IV. Na verdade, constituindo o abuso de direito o facto ilícito gerador do invocado direito de indemnizar e não podendo ele não ser (resultar não provado como excepção) e ser (resultar provado como um dos elementos da causa de pedir – o facto ilícito – complexa relativa à responsabilidade civil indemnizatória) ao mesmo tempo, ou seja, na mesma instância e relativamente ao objecto dela eventualmente modificado, soçobrar em sede de exceptio e renascer e prevalecer em sede de acção reconvencional, segue-se que este pedido, com tal fundamento e formulado naqueles termos, se apresenta ilógico, incoerente e inviável.
V. É que, sendo pressuposto do pedido reconvencional deduzido como subsidiário a improcedência da defesa exceptiva (do abuso de direito) e, portanto, a procedência da acção, a falha daquele (do inerente facto ilícito) implica a necessária e consequente impossibilidade de preenchimento do primeiro dos pressupostos fundamentadores da responsabilidade civil enquanto modalidade “sancionatória” da conduta contraditória e violadora da boa fé e da confiança.
2. Na fundamentação do acórdão escreveu-se o seguinte:
"A matéria da admissibilidade da reconvenção, eternamente controversa em função das múltiplas especificidades de cada caso concreto e dos motivos e objectivos com que as partes lançam mão dela, está vastamente escalpelizada na Doutrina e na Jurisprudência.
Apenas se relembra, porque se considera estulto, inútil e fastidoso aqui repetir, o que se explana a tal propósito, v.g., nos Acórdãos desta Relação de Guimarães, de 10-07-2018 [8], da Relação do Porto, de 18-11-2019 [---], e de 10-02-2020 [---], da Relação de Coimbra, de 17-03-2020 [---] e, mais recentemente, no Acórdão da Relação de Lisboa, de 10-03-2022 [---].
Neste, como, v.g., já nos anteriores Acórdãos da Relação do Porto, de 05-07-2011 [---], de 21-11-2019 [---] e de 13-10-2020 [---], abertamente se defende, em linha com os Mestres aí citados, a admissibilidade de dedução do pedido reconvencional em termos subsidiários, eventuais ou condicionais (para o caso de o pedido originário do autor ser julgado procedente).[---]

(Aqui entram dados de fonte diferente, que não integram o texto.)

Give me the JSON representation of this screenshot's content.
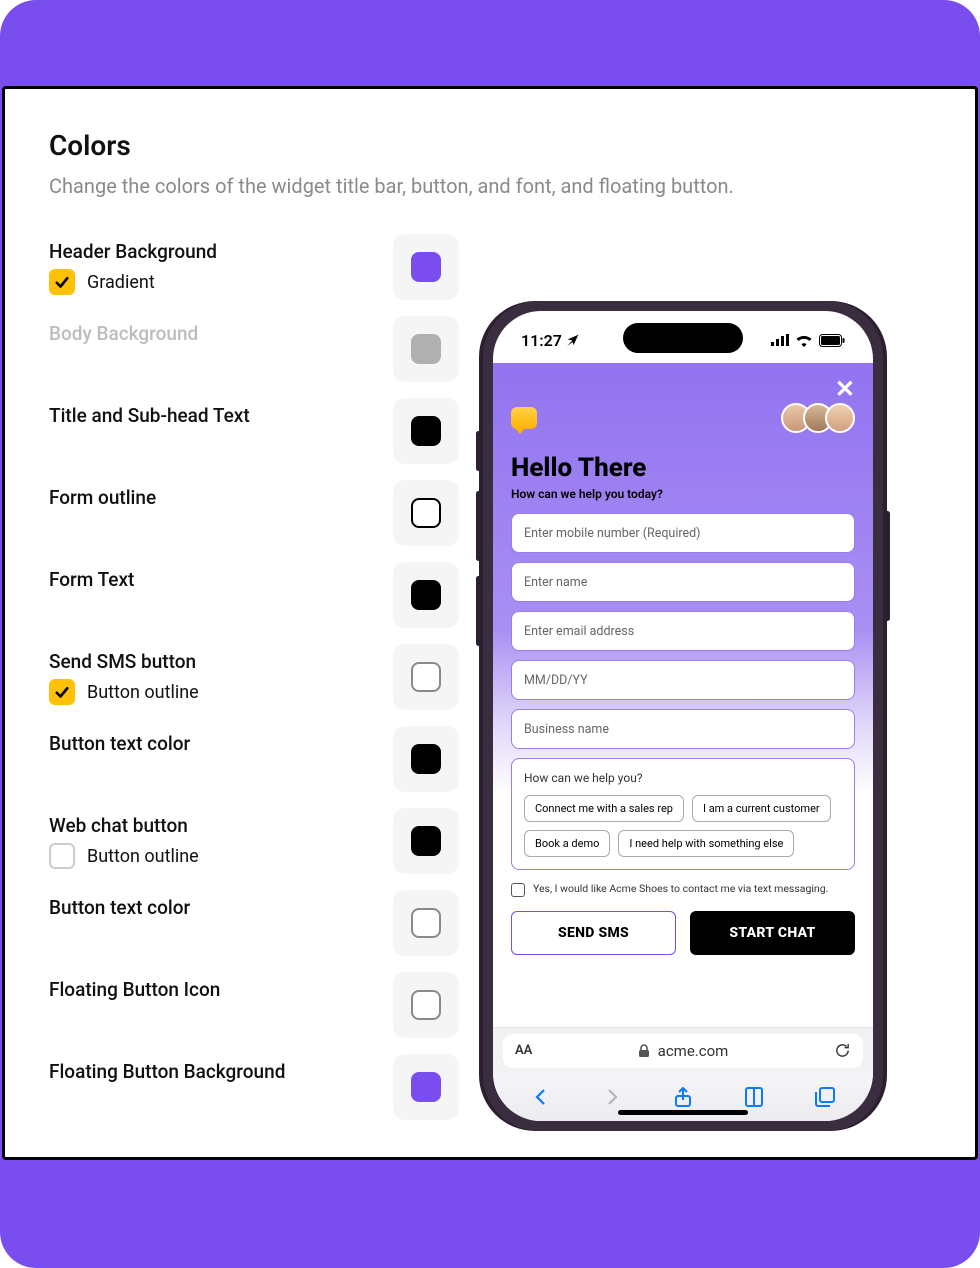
{
  "section": {
    "title": "Colors",
    "subtitle": "Change the colors of the widget title bar, button, and font, and floating button."
  },
  "settings": [
    {
      "label": "Header Background",
      "sub": {
        "checked": true,
        "label": "Gradient"
      },
      "swatch": "sw-purple"
    },
    {
      "label": "Body Background",
      "muted": true,
      "swatch": "sw-grey"
    },
    {
      "label": "Title and Sub-head Text",
      "swatch": "sw-black"
    },
    {
      "label": "Form outline",
      "swatch": "sw-outline"
    },
    {
      "label": "Form Text",
      "swatch": "sw-black"
    },
    {
      "label": "Send SMS button",
      "sub": {
        "checked": true,
        "label": "Button outline"
      },
      "swatch": "sw-outline-grey"
    },
    {
      "label": "Button text color",
      "swatch": "sw-black"
    },
    {
      "label": "Web chat button",
      "sub": {
        "checked": false,
        "label": "Button outline"
      },
      "swatch": "sw-black"
    },
    {
      "label": "Button text color",
      "swatch": "sw-outline-grey"
    },
    {
      "label": "Floating Button Icon",
      "swatch": "sw-outline-grey"
    },
    {
      "label": "Floating Button Background",
      "swatch": "sw-purple"
    }
  ],
  "phone": {
    "status_time": "11:27",
    "widget": {
      "title": "Hello There",
      "subtitle": "How can we help you today?",
      "fields": {
        "mobile": "Enter mobile number (Required)",
        "name": "Enter name",
        "email": "Enter email address",
        "date": "MM/DD/YY",
        "business": "Business name"
      },
      "options_question": "How can we help you?",
      "options": [
        "Connect me with a sales rep",
        "I am a current customer",
        "Book a demo",
        "I need help with something else"
      ],
      "consent": "Yes, I would like Acme Shoes to contact me via text messaging.",
      "send_sms": "SEND SMS",
      "start_chat": "START CHAT"
    },
    "url_aa": "AA",
    "url_host": "acme.com"
  }
}
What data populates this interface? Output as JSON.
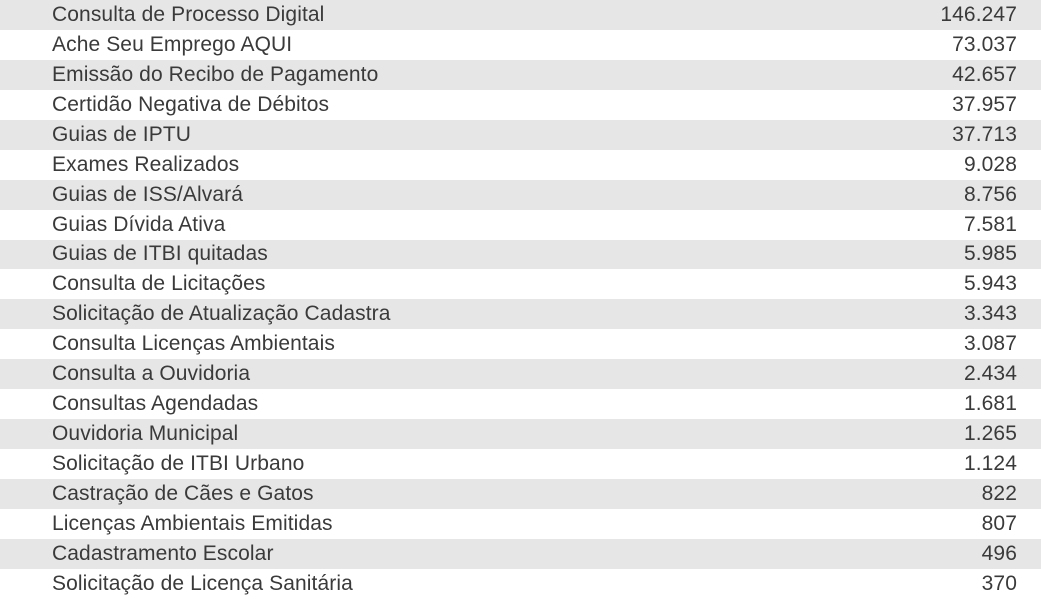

Observa-se, porém, como sinal de que nem sempre as coisas se apresentam assim tão simples e, portanto, aquele entendimento dotado de aptidão indiscutível para ser aplicado genérica e linearmente sem considerar as específicas diversidades apresentadas em função de cada caso concreto, que no Acórdão da Relação do Porto, de 18-06-2020 [---] se entendeu que “Não é admissível reconvenção condicional ou subsidiária, para a hipótese de procedência da acção, libertando-se o réu, por meio de compensação, da obrigação que o vinculava ao autor, tendo ele negado a existência do crédito que este tinha sobre si”.
Salienta-se, para tal, a incongruência que a dedução de uma tal reconvenção/compensação encerra [---], o que mostra que, para ser admissível o recurso a tal mecanismo, não basta a verificação das conexões estabelecidas na lei, sendo necessário que a subsidiariedade desta também com elas juridicamente se harmonize e apresente como viável.
Seja como for, o certo é que nos termos dos artºs 583º e 266º, CPC, o réu pode deduzir, em reconvenção, pedidos contra o autor, além de outras hipóteses de admissibilidade que não vêm ao caso:
Nos presentes autos, pretendem os réus, a título principal, que a acção de preferência proposta pelos alegados arrendatários de imóvel, a quem alegadamente não terá sido facultado o exercício do direito de preferirem na respectiva venda, seja julgada improcedente e, portanto, se decrete a sua absolvição total do pedido.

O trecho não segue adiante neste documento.